Yargıtay Kararı 11. Hukuk Dairesi 2014/9556 E. 2015/5188 K. 14.04.2015 T.

YARGITAY KARARI
DAİRE : 11. Hukuk Dairesi
ESAS NO : 2014/9556
KARAR NO : 2015/5188
KARAR TARİHİ : 14.04.2015

MAHKEMESİ :ASLİYE HUKUK MAHKEMESİ

Taraflar arasında görülen davada … 3. Asliye Hukuk Mahkemesi’nce verilen 03/01/2014 tarih ve 2012/55-2014/2 sayılı kararın duruşmalı olarak incelenmesi davacılar vekilleri tarafından istenmiş olup, duruşma için belirlenen 14/04/2015 günü başkaca gelen olmadığı yoklama ile anlaşılıp hazır bulunan davalılar vekili Av. …, davacılardan … ile … vekili Av. … dinlenildikten sonra duruşmalı işlerin yoğunluğu ve süre darlığından ötürü işin incelenerek karara bağlanması ileriye bırakıldı. Tetkik Hakimi … tarafından düzenlenen rapor dinlenildikten ve yine dosya içerisindeki dilekçe, layihalar, duruşma tutanakları ve tüm belgeler okunup incelendikten sonra işin gereği görüşülüp, düşünüldü:
Davacılar vekilleri, lehdarı müvekkillerinin murisi… olan 02/09/2002 ödeme tarihli 70.000,00 TL bedelli davaya konu bonoyu müvekkillerinin ağustos ayı içerisinde bulduklarını, bono borçlusu…’nun davalıların murisi olduğunu, Borçlar Kanunu’na göre bir alacağı talep etmenin azami süresinin 10 yıl olduğunu, Türk Ticaret Kanununun ilgili maddeleri gereğince bononun zamanaşımı süresinin 3 yıl olsa dahi sonrasında genel zamanaşımı süresi olan 10 yıl içinde dava açılması önünde herhangi bir engel olmadığını, bononun usul hukuku kuralları gereğince yazılı delil başlangıcı sayıldığını, yazılı delil başlangıcı sayılan bir belgeye dayanan tarafın yine usul hukuku kuralları gereğince senetle ispat sınırının üstünde bir alacak olsa dahi tanık dinletebileceğini, davalıların mirasçısı olduğu … ile davacıların mirasçısı olduğu …’nun kardeş ve birinci derece akrabalık bağı mevcut olduğundan alacağın senetle
ispatı zorunluğu dahi mevcut olmadığını, davalıların mirasçısı oldukları ve aynı zamanda kardeş olan …’nun dava dışı…’e olan borcunu ödeyip karşılığında davanın dayanağı bonoyu aldığını, …’nun söz konusu bonoyu ödemediğini ileri sürerek, 70.000,00 TL’nin vade tarihinden itibaren işleyecek yasal faizi ile davalılardan alınarak davacılara verilmesini talep ve dava etmiştir.

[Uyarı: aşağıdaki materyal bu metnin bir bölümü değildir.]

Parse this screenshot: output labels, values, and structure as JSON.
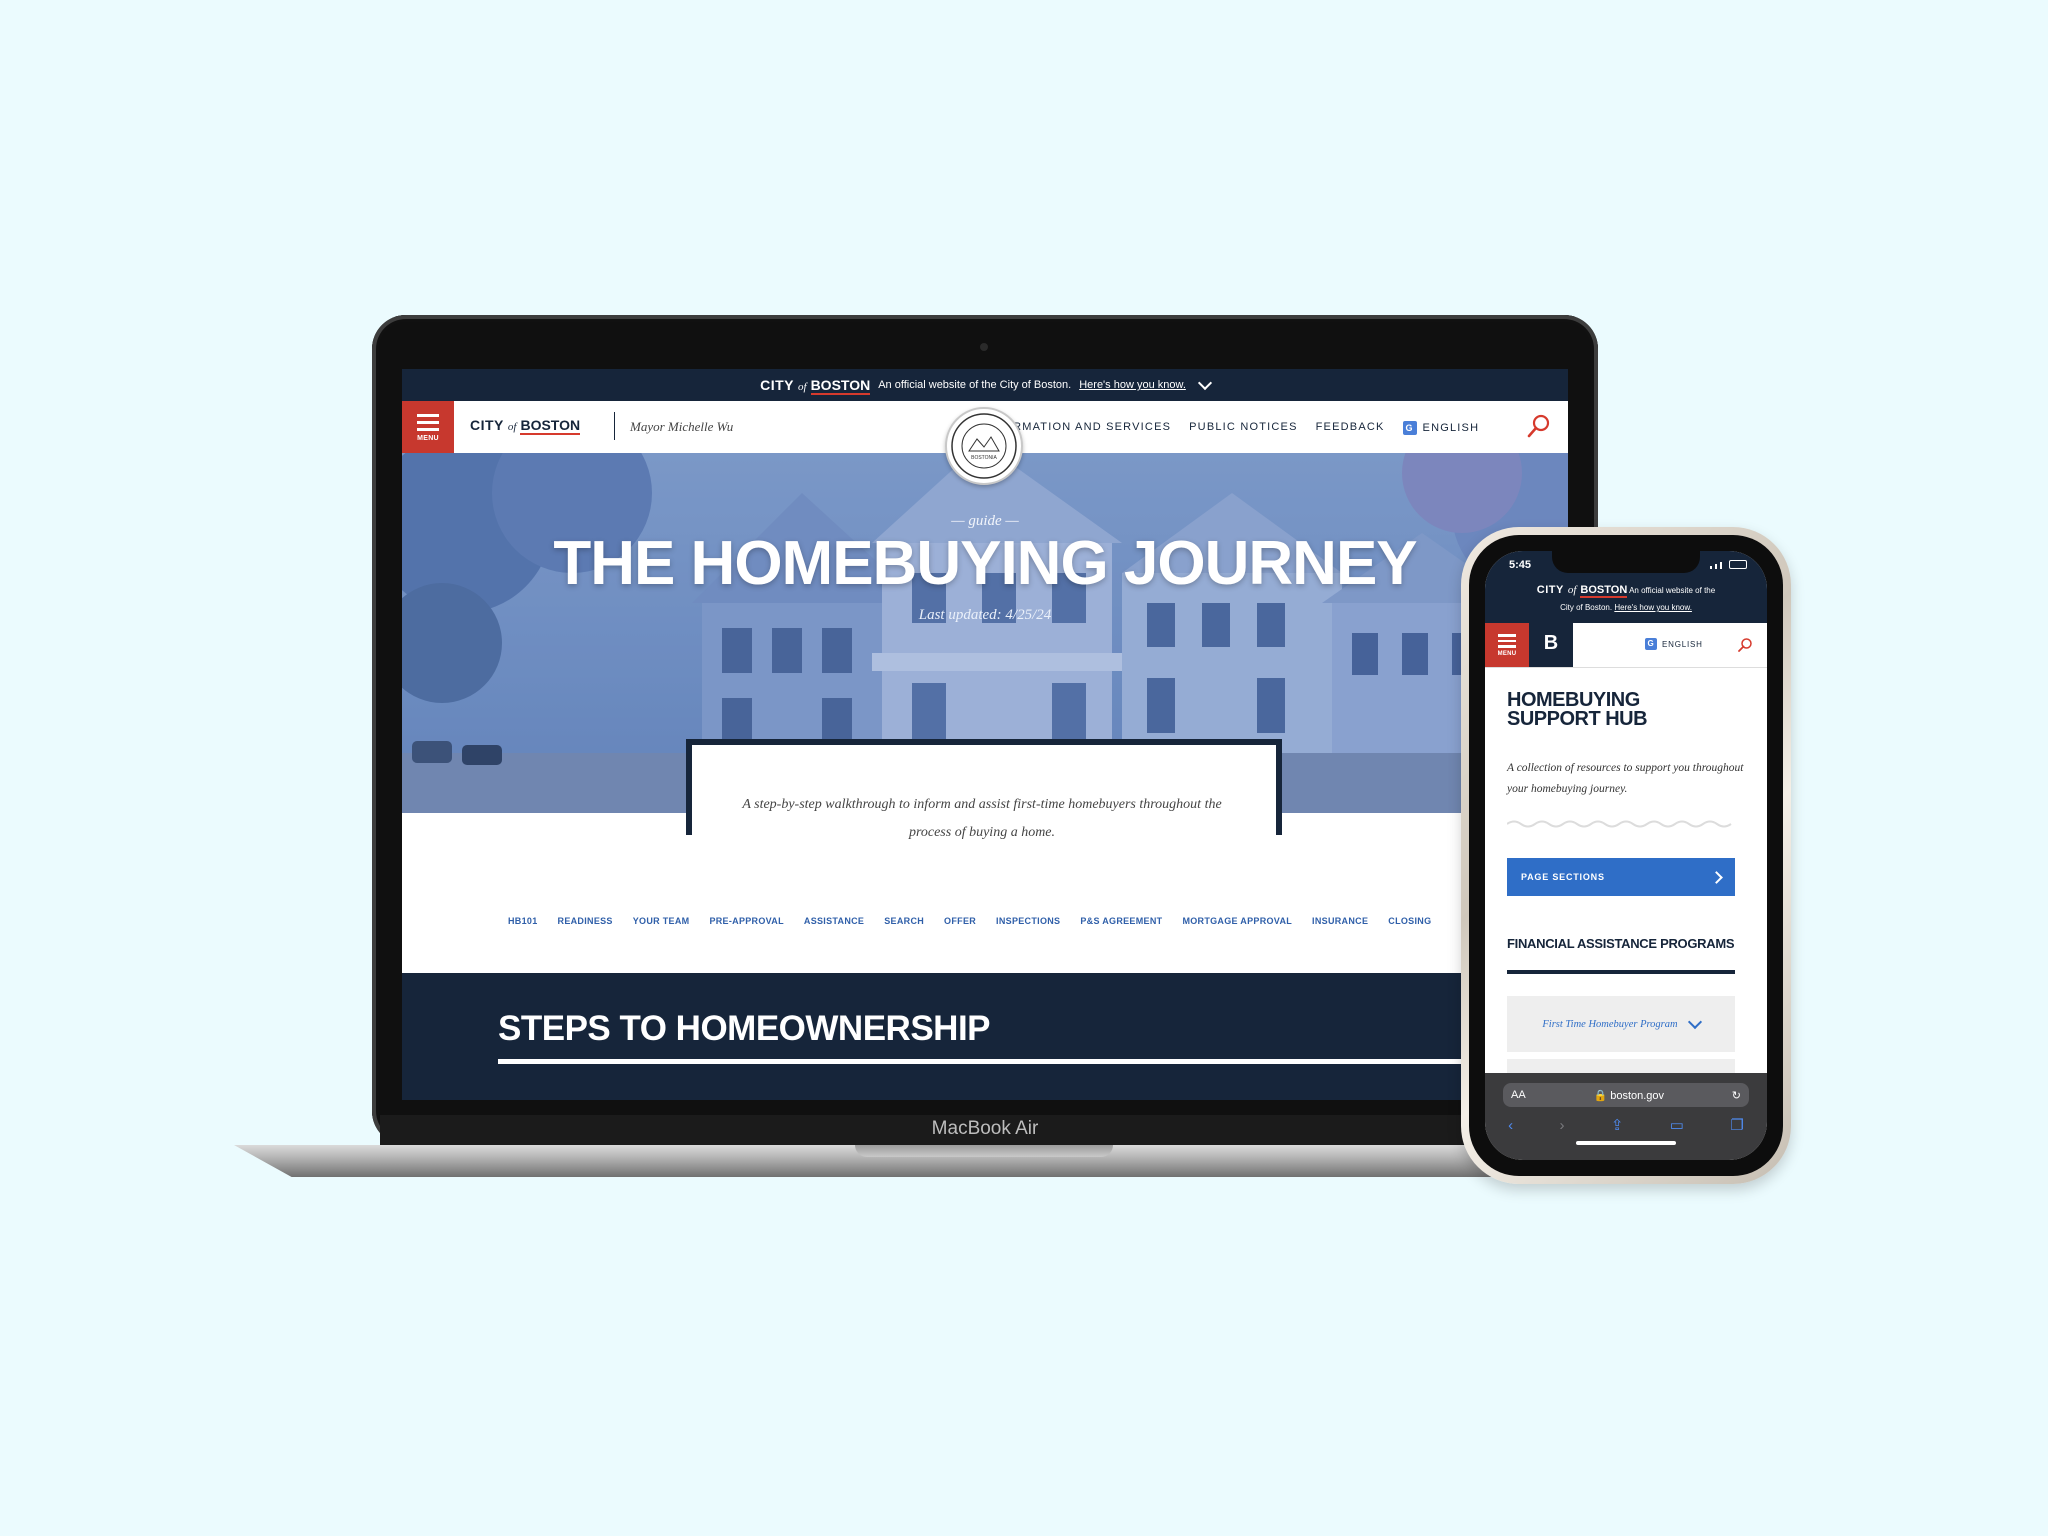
{
  "official_banner": {
    "city": "CITY",
    "of": "of",
    "boston": "BOSTON",
    "text": "An official website of the City of Boston.",
    "link": "Here's how you know."
  },
  "header": {
    "menu_label": "MENU",
    "mayor": "Mayor Michelle Wu",
    "nav": [
      "INFORMATION AND SERVICES",
      "PUBLIC NOTICES",
      "FEEDBACK"
    ],
    "language": "ENGLISH"
  },
  "seal": {
    "text": "BOSTONIA"
  },
  "hero": {
    "eyebrow": "— guide —",
    "title": "THE HOMEBUYING JOURNEY",
    "updated": "Last updated: 4/25/24"
  },
  "intro": "A step-by-step walkthrough to inform and assist first-time homebuyers throughout the process of buying a home.",
  "tabs": [
    "HB101",
    "READINESS",
    "YOUR TEAM",
    "PRE-APPROVAL",
    "ASSISTANCE",
    "SEARCH",
    "OFFER",
    "INSPECTIONS",
    "P&S AGREEMENT",
    "MORTGAGE APPROVAL",
    "INSURANCE",
    "CLOSING"
  ],
  "section_title": "STEPS TO HOMEOWNERSHIP",
  "laptop_model": "MacBook Air",
  "phone": {
    "time": "5:45",
    "official_text": "An official website of the",
    "official_text2": "City of Boston.",
    "official_link": "Here's how you know.",
    "b_logo": "B",
    "menu_label": "MENU",
    "language": "ENGLISH",
    "hub_title": "HOMEBUYING SUPPORT HUB",
    "hub_subtitle": "A collection of resources to support you throughout your homebuying journey.",
    "page_sections": "PAGE SECTIONS",
    "fin_title": "FINANCIAL ASSISTANCE PROGRAMS",
    "accordion_item": "First Time Homebuyer Program",
    "url_aa": "AA",
    "url": "boston.gov"
  },
  "colors": {
    "navy": "#16253a",
    "red": "#c7382e",
    "blue": "#2f6ec7",
    "background": "#ebfbfe"
  }
}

Davalılar vekili, davanın reddine karar verilmesini talep etmiştir.
Mahkemece, iddia, savunma ve benimsenen bilirkişi raporu kapsamı davalılar tarafından bono üzerindeki imzanın murislerine ait olmadığı beyan edilerek imza inkarında bulunulmuş ise de Adli Tıp Kurumu tarafından yapılan ve yeterli görülen incelemede bono üzerindeki borçlu imzasının davalılar murisine ait olduğunun tespit edildiği, zamanaşımına uğramış bono yazılı delil başlangıcı sayıldığından tanık beyanı ile taraflar arasındaki borç ilişkisi ve miktarının ispat edilebilir nitelikte olduğu, dinlenen davacılar tanığının tarafların murisleri arasındaki ödünç (karz) akdine ilişkin somut bilgi sahibi olmayıp, davacı tarafça temel ilişki ve borç miktarının ispat edilemediği gerekçesiyle, davanın REDDİNE karar verilmiştir.

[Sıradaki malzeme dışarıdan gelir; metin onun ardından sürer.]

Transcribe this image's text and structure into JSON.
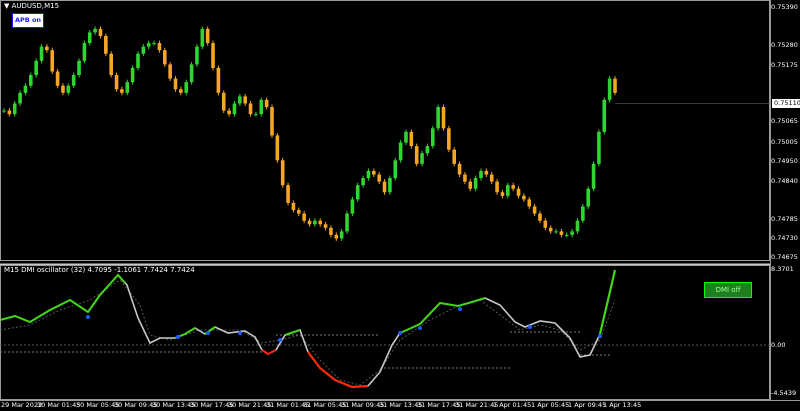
{
  "main_chart": {
    "title": "AUDUSD,M15",
    "button_label": "APB on",
    "current_price": "0.75110",
    "y_labels": [
      "0.75390",
      "0.75280",
      "0.75175",
      "0.75065",
      "0.75005",
      "0.74950",
      "0.74840",
      "0.74785",
      "0.74730",
      "0.74675"
    ]
  },
  "oscillator": {
    "title": "M15 DMI oscillator (32) 4.7095 -1.1061 7.7424 7.7424",
    "button_label": "DMI off",
    "y_labels": [
      "8.3701",
      "0.00",
      "-4.5439"
    ]
  },
  "x_axis": {
    "labels": [
      "29 Mar 2022",
      "30 Mar 01:45",
      "30 Mar 05:45",
      "30 Mar 09:45",
      "30 Mar 13:45",
      "30 Mar 17:45",
      "30 Mar 21:45",
      "31 Mar 01:45",
      "31 Mar 05:45",
      "31 Mar 09:45",
      "31 Mar 13:45",
      "31 Mar 17:45",
      "31 Mar 21:45",
      "1 Apr 01:45",
      "1 Apr 05:45",
      "1 Apr 09:45",
      "1 Apr 13:45"
    ]
  },
  "chart_data": {
    "type": "line",
    "title": "AUDUSD,M15",
    "series": [
      {
        "name": "AUDUSD",
        "values": [
          0.7509,
          0.7508,
          0.7511,
          0.7514,
          0.7516,
          0.7519,
          0.7523,
          0.7527,
          0.7526,
          0.752,
          0.7516,
          0.7514,
          0.7516,
          0.7519,
          0.7523,
          0.7528,
          0.7531,
          0.7532,
          0.753,
          0.7525,
          0.7519,
          0.7515,
          0.7514,
          0.7517,
          0.7521,
          0.7525,
          0.7527,
          0.7528,
          0.7528,
          0.7526,
          0.7522,
          0.7518,
          0.7515,
          0.7514,
          0.7517,
          0.7522,
          0.7527,
          0.7532,
          0.7528,
          0.7521,
          0.7514,
          0.7509,
          0.7508,
          0.7511,
          0.7513,
          0.7511,
          0.7508,
          0.7508,
          0.7512,
          0.751,
          0.7502,
          0.7495,
          0.7488,
          0.7483,
          0.7481,
          0.748,
          0.7478,
          0.7477,
          0.7478,
          0.7477,
          0.7476,
          0.7474,
          0.7473,
          0.7475,
          0.748,
          0.7484,
          0.7488,
          0.749,
          0.7492,
          0.7491,
          0.7489,
          0.7486,
          0.749,
          0.7495,
          0.75,
          0.7503,
          0.7499,
          0.7494,
          0.7497,
          0.7499,
          0.7504,
          0.751,
          0.7504,
          0.7498,
          0.7494,
          0.7491,
          0.7489,
          0.7487,
          0.749,
          0.7492,
          0.7491,
          0.7489,
          0.7486,
          0.7485,
          0.7488,
          0.7487,
          0.7485,
          0.7484,
          0.7482,
          0.748,
          0.7478,
          0.7476,
          0.7475,
          0.7475,
          0.7474,
          0.7474,
          0.7475,
          0.7478,
          0.7482,
          0.7487,
          0.7494,
          0.7503,
          0.7512,
          0.7518,
          0.7514
        ]
      }
    ],
    "ylim": [
      0.74675,
      0.7539
    ]
  }
}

Kararı, davacılar vekilleri temyiz etmiştir.
Dava dosyası içerisindeki bilgi ve belgelere, mahkeme kararının gerekçesinde dayanılan delillerin tartışılıp, değerlendirilmesinde usul ve yasaya aykırı bir yön bulunmamasına göre, davacılar vekillerinin tüm temyiz itirazları yerinde değildir.

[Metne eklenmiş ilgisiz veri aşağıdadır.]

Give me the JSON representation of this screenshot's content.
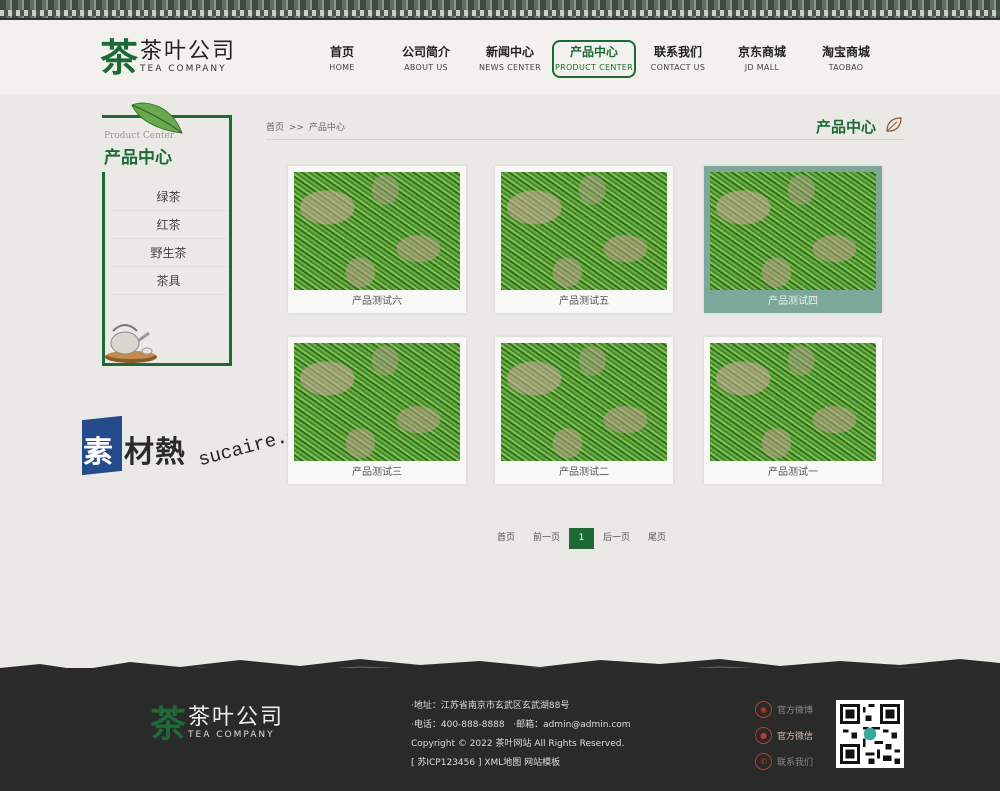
{
  "site": {
    "logo_mark": "茶",
    "logo_cn": "茶叶公司",
    "logo_en": "TEA COMPANY"
  },
  "nav": [
    {
      "cn": "首页",
      "en": "HOME"
    },
    {
      "cn": "公司简介",
      "en": "ABOUT US"
    },
    {
      "cn": "新闻中心",
      "en": "NEWS CENTER"
    },
    {
      "cn": "产品中心",
      "en": "PRODUCT CENTER",
      "active": true
    },
    {
      "cn": "联系我们",
      "en": "CONTACT US"
    },
    {
      "cn": "京东商城",
      "en": "JD MALL"
    },
    {
      "cn": "淘宝商城",
      "en": "TAOBAO"
    }
  ],
  "sidebar": {
    "title_en": "Product Center",
    "title_cn": "产品中心",
    "items": [
      "绿茶",
      "红茶",
      "野生茶",
      "茶具"
    ]
  },
  "watermark": {
    "su": "素",
    "cai": "材熱",
    "url": "sucaire.com"
  },
  "breadcrumb": {
    "home": "首页",
    "sep": ">>",
    "current": "产品中心"
  },
  "main_title": "产品中心",
  "products": [
    {
      "name": "产品测试六"
    },
    {
      "name": "产品测试五"
    },
    {
      "name": "产品测试四",
      "active": true
    },
    {
      "name": "产品测试三"
    },
    {
      "name": "产品测试二"
    },
    {
      "name": "产品测试一"
    }
  ],
  "pagination": {
    "first": "首页",
    "prev": "前一页",
    "current": "1",
    "next": "后一页",
    "last": "尾页"
  },
  "footer": {
    "address": "·地址：江苏省南京市玄武区玄武湖88号",
    "phone": "·电话：400-888-8888",
    "email": "·邮箱：admin@admin.com",
    "copyright": "Copyright © 2022 茶叶网站 All Rights Reserved.",
    "icp": "[ 苏ICP123456 ] XML地图 网站模板",
    "links": [
      {
        "label": "官方微博",
        "icon": "weibo-icon"
      },
      {
        "label": "官方微信",
        "icon": "wechat-icon",
        "highlight": true
      },
      {
        "label": "联系我们",
        "icon": "phone-icon"
      }
    ]
  },
  "colors": {
    "brand_green": "#1d6a37",
    "footer_bg": "#2a2a2a",
    "active_card": "#7ba89a"
  }
}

SONUÇ: Yukarıda açıklanan nedenlerden dolayı, davacılar vekillerinin bütün temyiz itirazlarının reddiyle usul ve kanuna uygun bulunan hükmün ONANMASINA, takdir olunan 1.100 TL duruşma vekalet ücretinin davacılardan alınarak davalılara verilmesine, aşağıda yazılı bakiye 2,50 TL temyiz ilam harcının temyiz eden davacılardan alınmasına, 14/04/2015 tarihinde oybirliğiyle karar verildi.